Indexing and Data Selection¶
Indexing of CASTable objects works much in the same way as they do in pandas.DataFrame objects. You can select one or more columns based on column names or indexes, and you can select slices of columns. However, data selection does have some limitations. CAS tables can be distributed across a grid of computers and they do not have a specified order. Because of this, indexing based on a row index is not possible at this time. However, it is possible to apply where clauses to a the table parameters to filter rows based on that.

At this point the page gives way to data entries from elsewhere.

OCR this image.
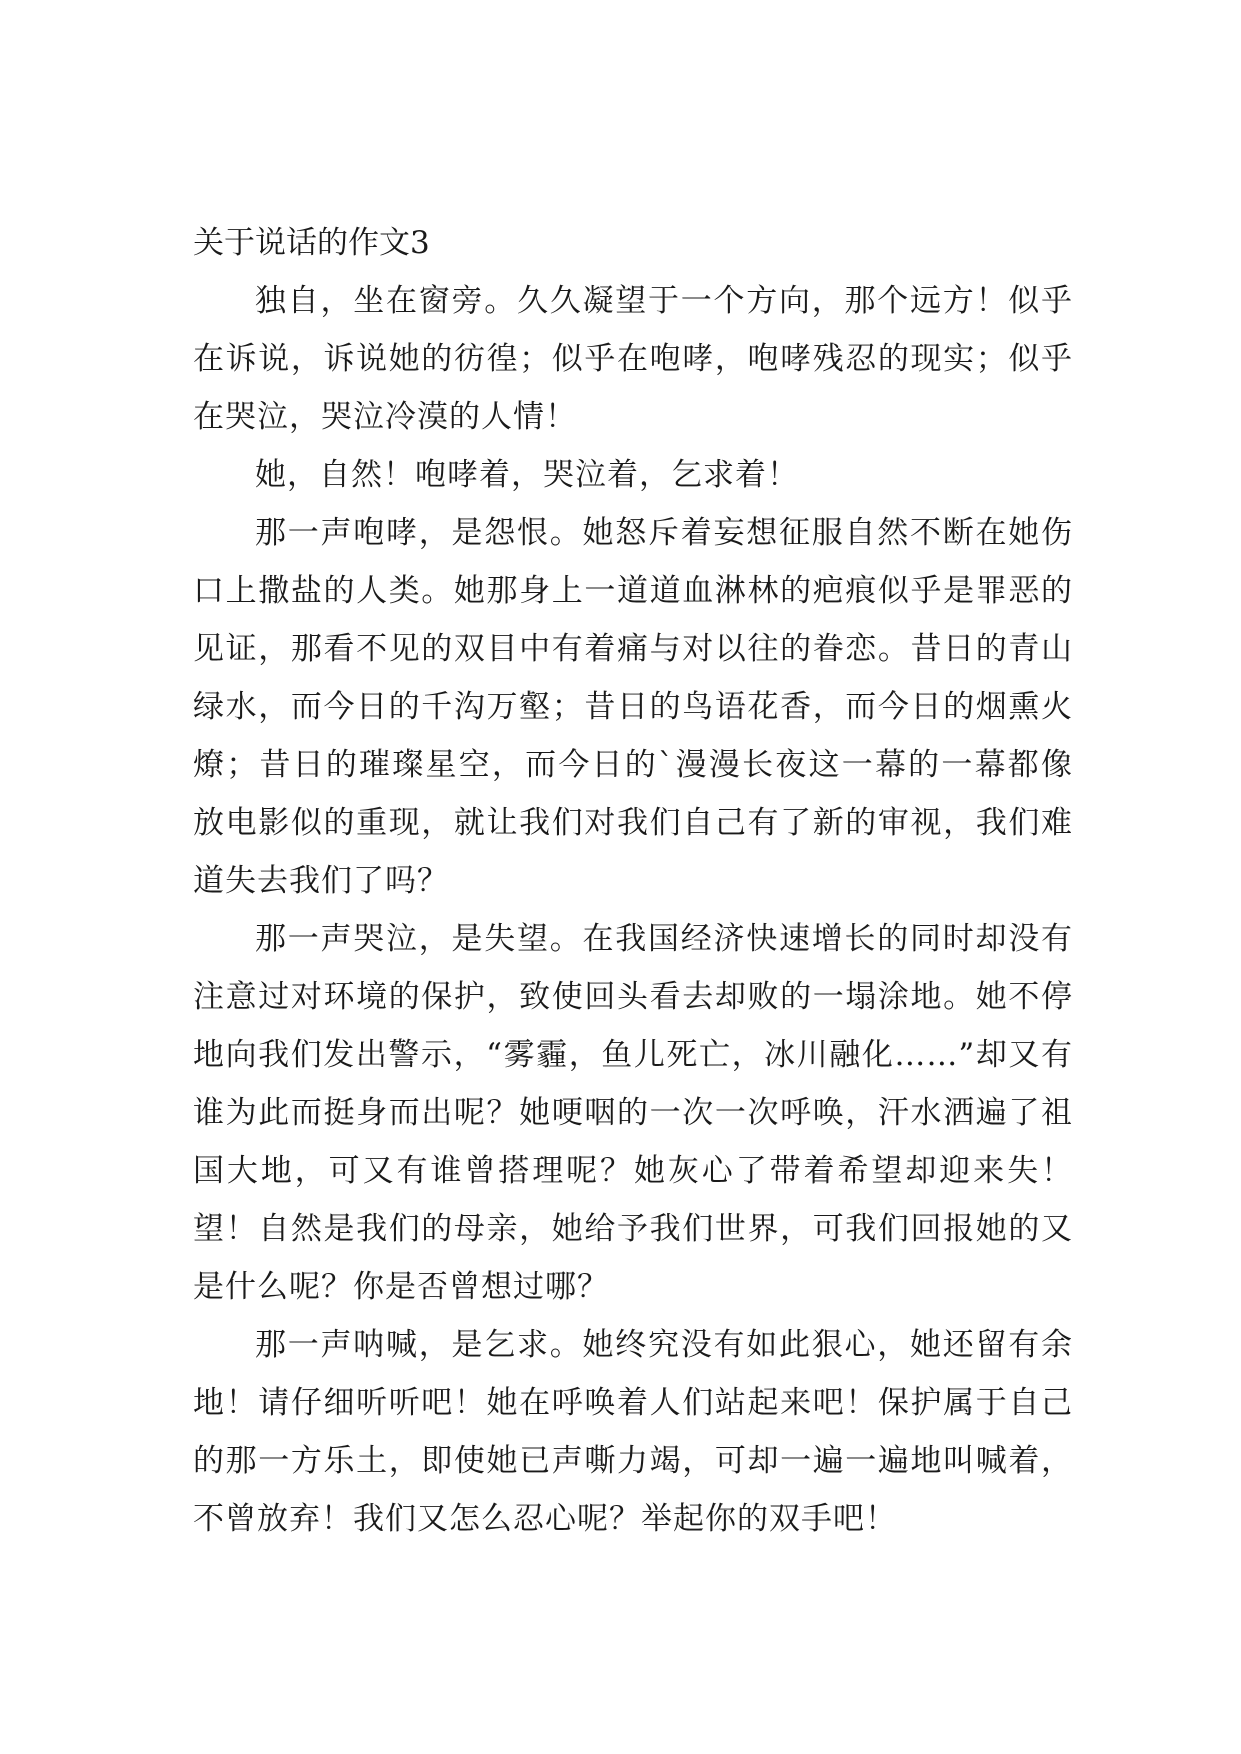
关于说话的作文3

独自，坐在窗旁。久久凝望于一个方向，那个远方！似乎在诉说，诉说她的彷徨；似乎在咆哮，咆哮残忍的现实；似乎在哭泣，哭泣冷漠的人情！

她，自然！咆哮着，哭泣着，乞求着！

那一声咆哮，是怨恨。她怒斥着妄想征服自然不断在她伤口上撒盐的人类。她那身上一道道血淋林的疤痕似乎是罪恶的见证，那看不见的双目中有着痛与对以往的眷恋。昔日的青山绿水，而今日的千沟万壑；昔日的鸟语花香，而今日的烟熏火燎；昔日的璀璨星空，而今日的`漫漫长夜这一幕的一幕都像放电影似的重现，就让我们对我们自己有了新的审视，我们难道失去我们了吗？

那一声哭泣，是失望。在我国经济快速增长的同时却没有注意过对环境的保护，致使回头看去却败的一塌涂地。她不停地向我们发出警示，“雾霾，鱼儿死亡，冰川融化……”却又有谁为此而挺身而出呢？她哽咽的一次一次呼唤，汗水洒遍了祖国大地，可又有谁曾搭理呢？她灰心了带着希望却迎来失！望！自然是我们的母亲，她给予我们世界，可我们回报她的又是什么呢？你是否曾想过哪？

那一声呐喊，是乞求。她终究没有如此狠心，她还留有余地！请仔细听听吧！她在呼唤着人们站起来吧！保护属于自己的那一方乐土，即使她已声嘶力竭，可却一遍一遍地叫喊着，不曾放弃！我们又怎么忍心呢？举起你的双手吧！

There are a few properties that allow indexing a CASTable object in various ways. These properties work just like they pandas.DataFrame counterparts (with the limitations described above).
Property / Method |
Description |
---|---|
o[columns] |
Subset table based on column names |
o.loc[:, columns] |
Subset table based on column names |
o.iloc[:, columns] |
Subset table based on column indexes |
o.ix[:, columns] |
Subset table based on mixed column names and indexes |
o.xs(column, axis=1) |
Select a cross-section of the table |
o[boolean-column] |
Filter data rows based on boolean column values |
o.query(‘expr’) |
Apply a filter to the data values |
The Basics¶
Just as with pandas.DataFrames, CASTable objects implement Python’s __getitem__ method to allow indexing using [ ]. This allows you to subset the columns that are visible in the table.
In [1]: tbl = conn.read_csv('https://raw.githubusercontent.com/' ...: 'sassoftware/sas-viya-programming/master/data/cars.csv') ...:
Note: Cloud Analytic Services made the uploaded file available as table TMP38TJ_DW9 in caslib CASUSER(castest).
Note: The table TMP38TJ_DW9 has been created in caslib CASUSER(castest) from binary data uploaded to Cloud Analytic Services. In [2]: tbl.head() Out[2]: Selected Rows from Table TMP38TJ_DW9 Make Model Type Origin DriveTrain MSRP Invoice EngineSize Cylinders Horsepower MPG_City MPG_Highway Weight Wheelbase Length 0 Acura MDX SUV Asia All 36945.0 33337.0 3.5 6.0 265.0 17.0 23.0 4451.0 106.0 189.0 1 Acura RSX Type S 2dr Sedan Asia Front 23820.0 21761.0 2.0 4.0 200.0 24.0 31.0 2778.0 101.0 172.0 2 Acura TSX 4dr Sedan Asia Front 26990.0 24647.0 2.4 4.0 200.0 22.0 29.0 3230.0 105.0 183.0 3 Acura TL 4dr Sedan Asia Front 33195.0 30299.0 3.2 6.0 270.0 20.0 28.0 3575.0 108.0 186.0 4 Acura 3.5 RL 4dr Sedan Asia Front 43755.0 39014.0 3.5 6.0 225.0 18.0 24.0 3880.0 115.0 197.0
Here we are selecting a single column from the table. This will return a CASColumn object.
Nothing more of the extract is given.